The Fed’s dirty little secret is that they’ve been printing money like mad.  Everytime you see an article mention something like “The central bank, in conjunction with central banks in Canada and Europe, have already conducted two auctions of $20 billion apiece.” (from http://money.cnn.com/2008/01/02/news/economy/fed_minutes_analysis/index.htm) ask yourself where that $20 billion came from.  When you realize that the Fed “created” that money from absolutely nothing, you’ve understood the major issue. 
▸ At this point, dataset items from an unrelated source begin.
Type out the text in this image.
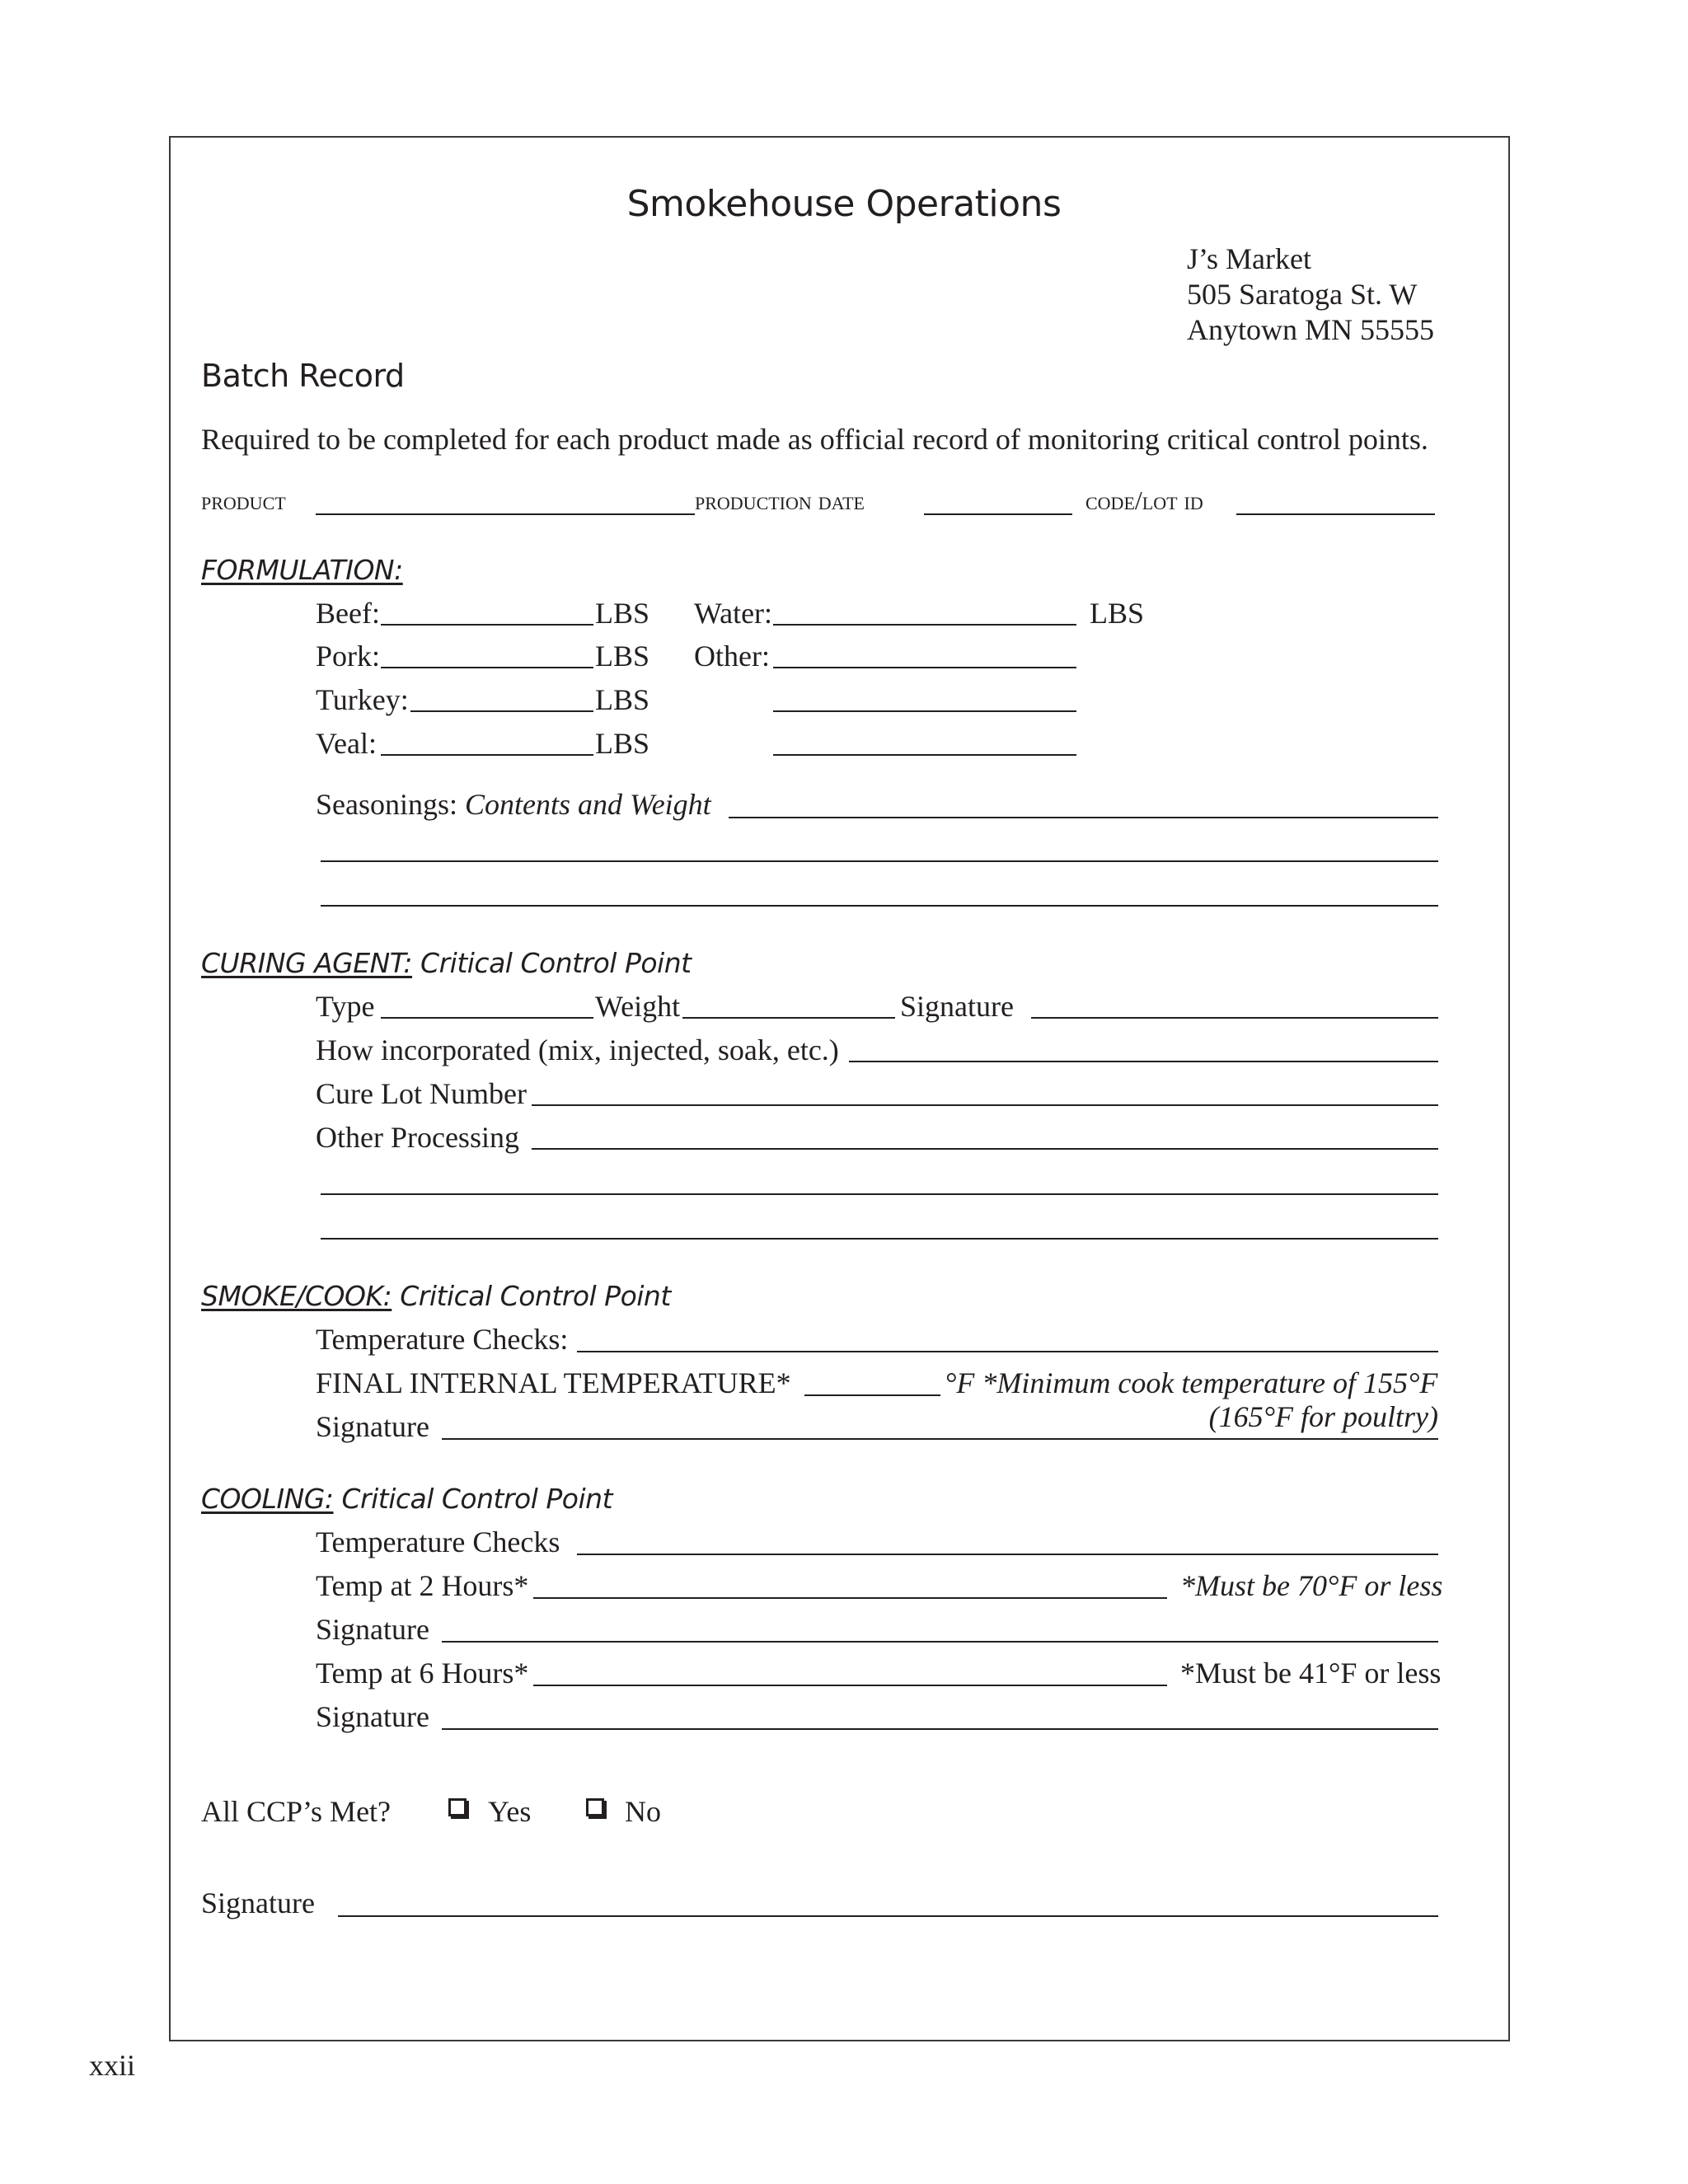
Smokehouse Operations
J’s Market
505 Saratoga St. W
Anytown MN 55555
Batch Record
Required to be completed for each product made as official record of monitoring critical control points.
product	production date	code/lot id
FORMULATION:
Beef:	LBS Water:	LBS
Pork:	LBS Other:
Turkey:	LBS
Veal:	LBS
Seasonings: Contents and Weight
CURING AGENT: Critical Control Point
Type	Weight	Signature
How incorporated (mix, injected, soak, etc.)
Cure Lot Number
Other Processing
SMOKE/COOK: Critical Control Point
Temperature Checks:
FINAL INTERNAL TEMPERATURE*	°F *Minimum cook temperature of 155°F
(165°F for poultry)
Signature
COOLING: Critical Control Point
Temperature Checks
Temp at 2 Hours*	*Must be 70°F or less
Signature
Temp at 6 Hours*	*Must be 41°F or less
Signature
All CCP’s Met?	Yes	No
Signature
xxii
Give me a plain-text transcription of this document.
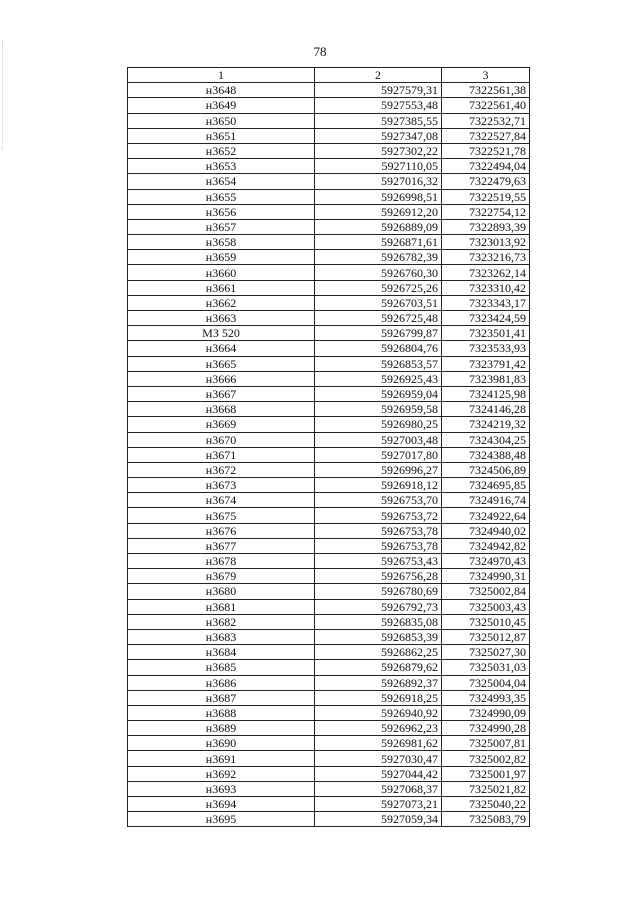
78
1	2	3
н3648	5927579,31	7322561,38
н3649	5927553,48	7322561,40
н3650	5927385,55	7322532,71
н3651	5927347,08	7322527,84
н3652	5927302,22	7322521,78
н3653	5927110,05	7322494,04
н3654	5927016,32	7322479,63
н3655	5926998,51	7322519,55
н3656	5926912,20	7322754,12
н3657	5926889,09	7322893,39
н3658	5926871,61	7323013,92
н3659	5926782,39	7323216,73
н3660	5926760,30	7323262,14
н3661	5926725,26	7323310,42
н3662	5926703,51	7323343,17
н3663	5926725,48	7323424,59
МЗ 520	5926799,87	7323501,41
н3664	5926804,76	7323533,93
н3665	5926853,57	7323791,42
н3666	5926925,43	7323981,83
н3667	5926959,04	7324125,98
н3668	5926959,58	7324146,28
н3669	5926980,25	7324219,32
н3670	5927003,48	7324304,25
н3671	5927017,80	7324388,48
н3672	5926996,27	7324506,89
н3673	5926918,12	7324695,85
н3674	5926753,70	7324916,74
н3675	5926753,72	7324922,64
н3676	5926753,78	7324940,02
н3677	5926753,78	7324942,82
н3678	5926753,43	7324970,43
н3679	5926756,28	7324990,31
н3680	5926780,69	7325002,84
н3681	5926792,73	7325003,43
н3682	5926835,08	7325010,45
н3683	5926853,39	7325012,87
н3684	5926862,25	7325027,30
н3685	5926879,62	7325031,03
н3686	5926892,37	7325004,04
н3687	5926918,25	7324993,35
н3688	5926940,92	7324990,09
н3689	5926962,23	7324990,28
н3690	5926981,62	7325007,81
н3691	5927030,47	7325002,82
н3692	5927044,42	7325001,97
н3693	5927068,37	7325021,82
н3694	5927073,21	7325040,22
н3695	5927059,34	7325083,79
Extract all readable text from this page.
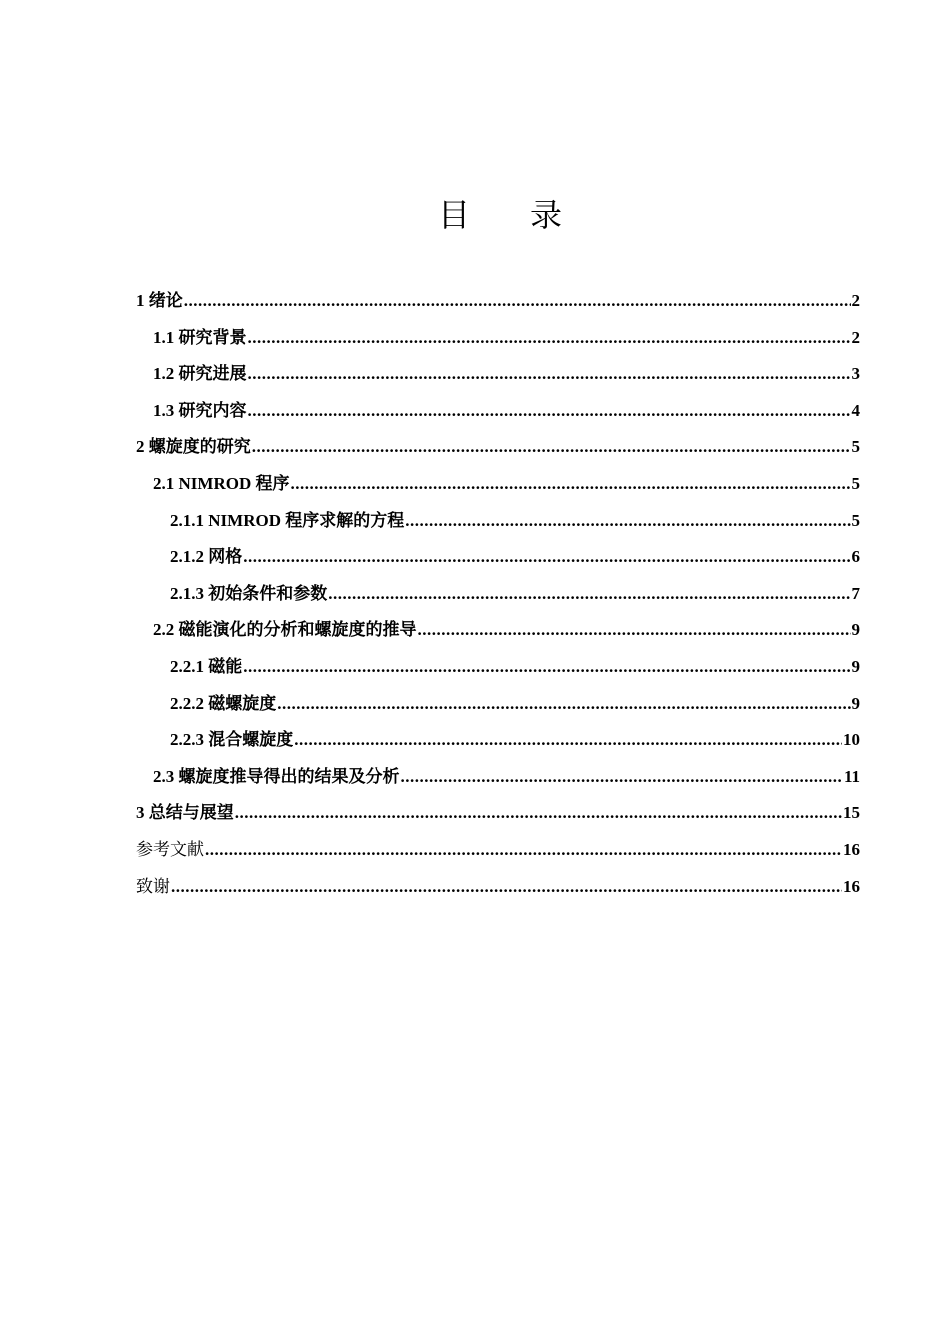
目 录
1 绪论 .....	2
1.1 研究背景 .....	2
1.2 研究进展 .....	3
1.3 研究内容 .....	4
2 螺旋度的研究 .....	5
2.1 NIMROD 程序 .....	5
2.1.1 NIMROD 程序求解的方程 .....	5
2.1.2 网格 .....	6
2.1.3 初始条件和参数 .....	7
2.2 磁能演化的分析和螺旋度的推导 .....	9
2.2.1 磁能 .....	9
2.2.2 磁螺旋度 .....	9
2.2.3 混合螺旋度 .....	10
2.3 螺旋度推导得出的结果及分析 .....	11
3 总结与展望 .....	15
参考文献 .....	16
致谢 .....	16
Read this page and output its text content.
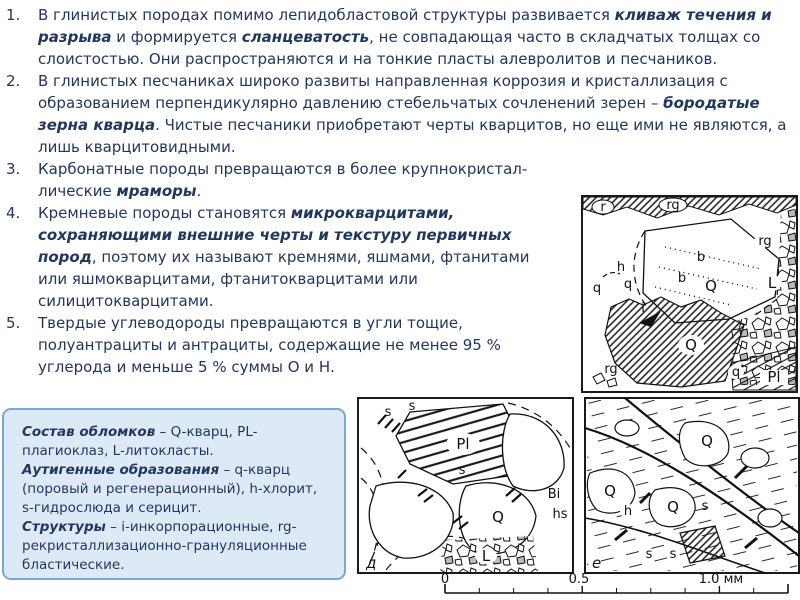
1.	В глинистых породах помимо лепидобластовой структуры развивается кливаж течения и разрыва и формируется сланцеватость, не совпадающая часто в складчатых толщах со слоистостью. Они распространяются и на тонкие пласты алевролитов и песчаников.
2.	В глинистых песчаниках широко развиты направленная коррозия и кристаллизация с образованием перпендикулярно давлению стебельчатых сочленений зерен – бородатые зерна кварца. Чистые песчаники приобретают черты кварцитов, но еще ими не являются, а лишь кварцитовидными.
3.	Карбонатные породы превращаются в более крупнокристал-лические мраморы.
4.	Кремневые породы становятся микрокварцитами, сохраняющими внешние черты и текстуру первичных пород, поэтому их называют кремнями, яшмами, фтанитами или яшмокварцитами, фтанитокварцитами или силицитокварцитами.
5.	Твердые углеводороды превращаются в угли тощие, полуантрациты и антрациты, содержащие не менее 95 % углерода и меньше 5 % суммы О и Н.

Состав обломков – Q-кварц, PL-плагиоклаз, L-литокласты.

Аутигенные образования – q-кварц (поровый и регенерационный), h-хлорит, s-гидрослюда и серицит.

Структуры – i-инкорпорационные, rg-рекристаллизационно-грануляционные бластические.

r	rg
rg
h
q q
b
b Q
i
Q
rg
L
q Pl
s s
Pl
s
Q
Bi
hs
L
д
Q
Q
Q
h	s
s s
е
0	0.5	1.0 мм
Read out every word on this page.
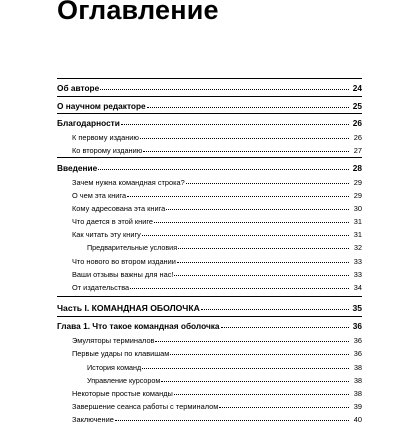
Оглавление
Об авторе	24
О научном редакторе	25
Благодарности	26
К первому изданию	26
Ко второму изданию	27
Введение	28
Зачем нужна командная строка?	29
О чем эта книга	29
Кому адресована эта книга	30
Что дается в этой книге	31
Как читать эту книгу	31
Предварительные условия	32
Что нового во втором издании	33
Ваши отзывы важны для нас!	33
От издательства	34
Часть I. КОМАНДНАЯ ОБОЛОЧКА	35
Глава 1. Что такое командная оболочка	36
Эмуляторы терминалов	36
Первые удары по клавишам	36
История команд	38
Управление курсором	38
Некоторые простые команды	38
Завершение сеанса работы с терминалом	39
Заключение	40
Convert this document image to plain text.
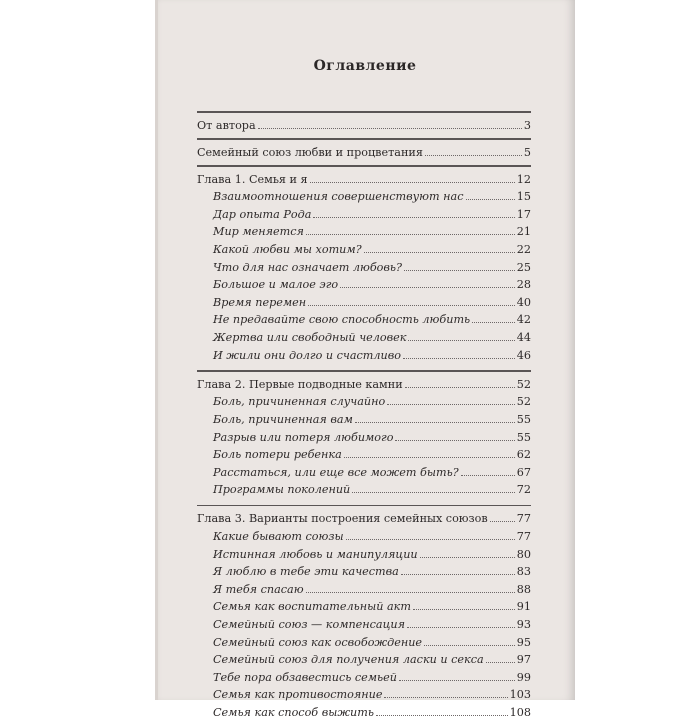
Оглавление
От автора	3
Семейный союз любви и процветания	5
Глава 1. Семья и я	12
Взаимоотношения совершенствуют нас	15
Дар опыта Рода	17
Мир меняется	21
Какой любви мы хотим?	22
Что для нас означает любовь?	25
Большое и малое эго	28
Время перемен	40
Не предавайте свою способность любить	42
Жертва или свободный человек	44
И жили они долго и счастливо	46
Глава 2. Первые подводные камни	52
Боль, причиненная случайно	52
Боль, причиненная вам	55
Разрыв или потеря любимого	55
Боль потери ребенка	62
Расстаться, или еще все может быть?	67
Программы поколений	72
Глава 3. Варианты построения семейных союзов	77
Какие бывают союзы	77
Истинная любовь и манипуляции	80
Я люблю в тебе эти качества	83
Я тебя спасаю	88
Семья как воспитательный акт	91
Семейный союз — компенсация	93
Семейный союз как освобождение	95
Семейный союз для получения ласки и секса	97
Тебе пора обзавестись семьей	99
Семья как противостояние	103
Семья как способ выжить	108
That $20 billion isn’t setting in a vault somewhere, it isn’t gold reserves that they sold and/or loaned out, it’s not even actually printed - it’s simply bookkeeping entries.  The Fed “made it up” and then loaned it out to banks - so the banks appear to have more money than they do.  It makes the books look better because - get this - the banks don’t even have to report to stockholders that they’ve borrowed the money!  That’s the key to the new “Term Auction Facility” that they’re lending the money through.

Unlike the usual overnight Fed Funds borrowing - which is required to be reported - there’s no reporting requirement for the TAF.  Since the Fed is sen as the lender of last resort, borrowing money to cover shortfalls from the Fed meant that that bank was struggling.  Now that they can do it secretly, the banks will do it even if it carries a higher interest rate, because they don’t need to disclose the fact.  And the Fed gets to “print” another $20 billion and put it into circulation.

They quit reporting on M3 a while back, but you can still find it at a site that compiles it from publicly available information.  Check it out at: http://www.nowandfutures.com/key_stats.html

Is it starting to make sense yet?  In a nutshell, it’s simple supply and demand.  We’re putting more dollars into circulation, but there’s nothing behind them - no tax revenues, no gold or silver deposits, not even the fake backing of government bonds.  What happens when you increase the supply of something but the demand doesn’t change?  That’s right, the price drops - but in this case the thing that’s dropping in price is the money itself, so real things (commodities) HAVE to go up.

Prediction:  Commodities will go up and down in 2008 (brilliant huh!) but they’ll go up a lot further than they go down.  You won’t regret putting 20% to 30% of your portfolio into some gold, oil, Euro, corn, etc, ETF’s a year from now.  And until the Fed stops printing money like madmen, the commodity boom will continue.